Jumpin said:
That's largely the nature of games where you have optional items that can be collected at certain story sequences (as someone mentioned, there are many cases of this in Xenoblade - like when colony 6 refugees relocate early on). Although, for the case of FF8, you can draw almost all of the missed Guardian forces later on. It is also possible to use scrolls to customize existing GF abilities so that they can resemble other GFs in that respect - although, although this generally takes some dedication to side-quests and the Triple Triad. I also find this is much more of a problem with the North American RPG industry because there are usually many more opportunities to miss items; in the last few years there's been lots of that "pick choice a or choice b" stuff. Japanese don't use the term "JRPG". I also don't see "JRPGs" as a genre as it only refers to the location of where the game is made - I.e. Ogre Battle, Fire Emblem, Final Fantasy, Seiken Densetsu, Xenoblade, Tales of _____, etc... This is not used for criteria in any other genre of video game (ie.
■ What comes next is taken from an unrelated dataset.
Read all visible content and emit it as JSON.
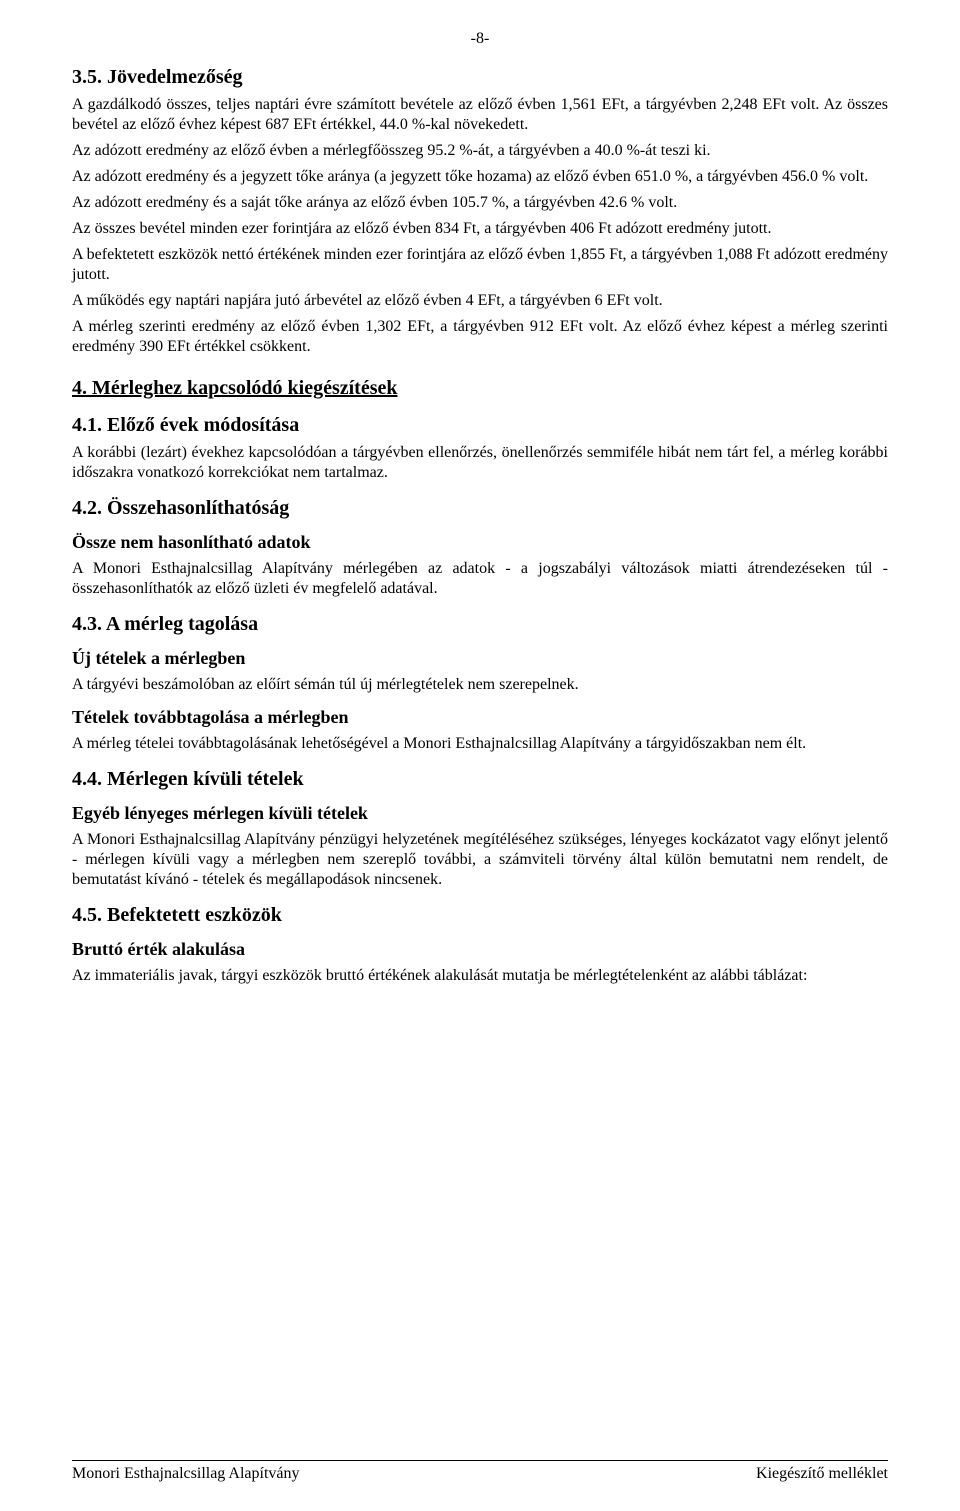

No one uses Jfighter, Jplatformer, Jshooter, etc...) despite differences. These are all different RPG sub-genres; and if a person makes one very similar to it in Europe, Continental Asia, or North America, they would also belong to those same sub-genres, they don't become "Japanese" all of the sudden. |
The only reason why I use the term to JRPG is because role playing existed before video games and JRPGs are lacking many of the elements present within role playing. Using RPG to describe games where you don't make any meaningful decisions and therefore don't actually play a role is a bit of a misnomer. I never liked calling Japanese "role playing games" RPGs because as someone who started role playing at about the same time he discovered JRPGs, I never saw many similarities between the two. Me and my friends used to call them "quest games" instead because they always involved some cliche "save the world" quest.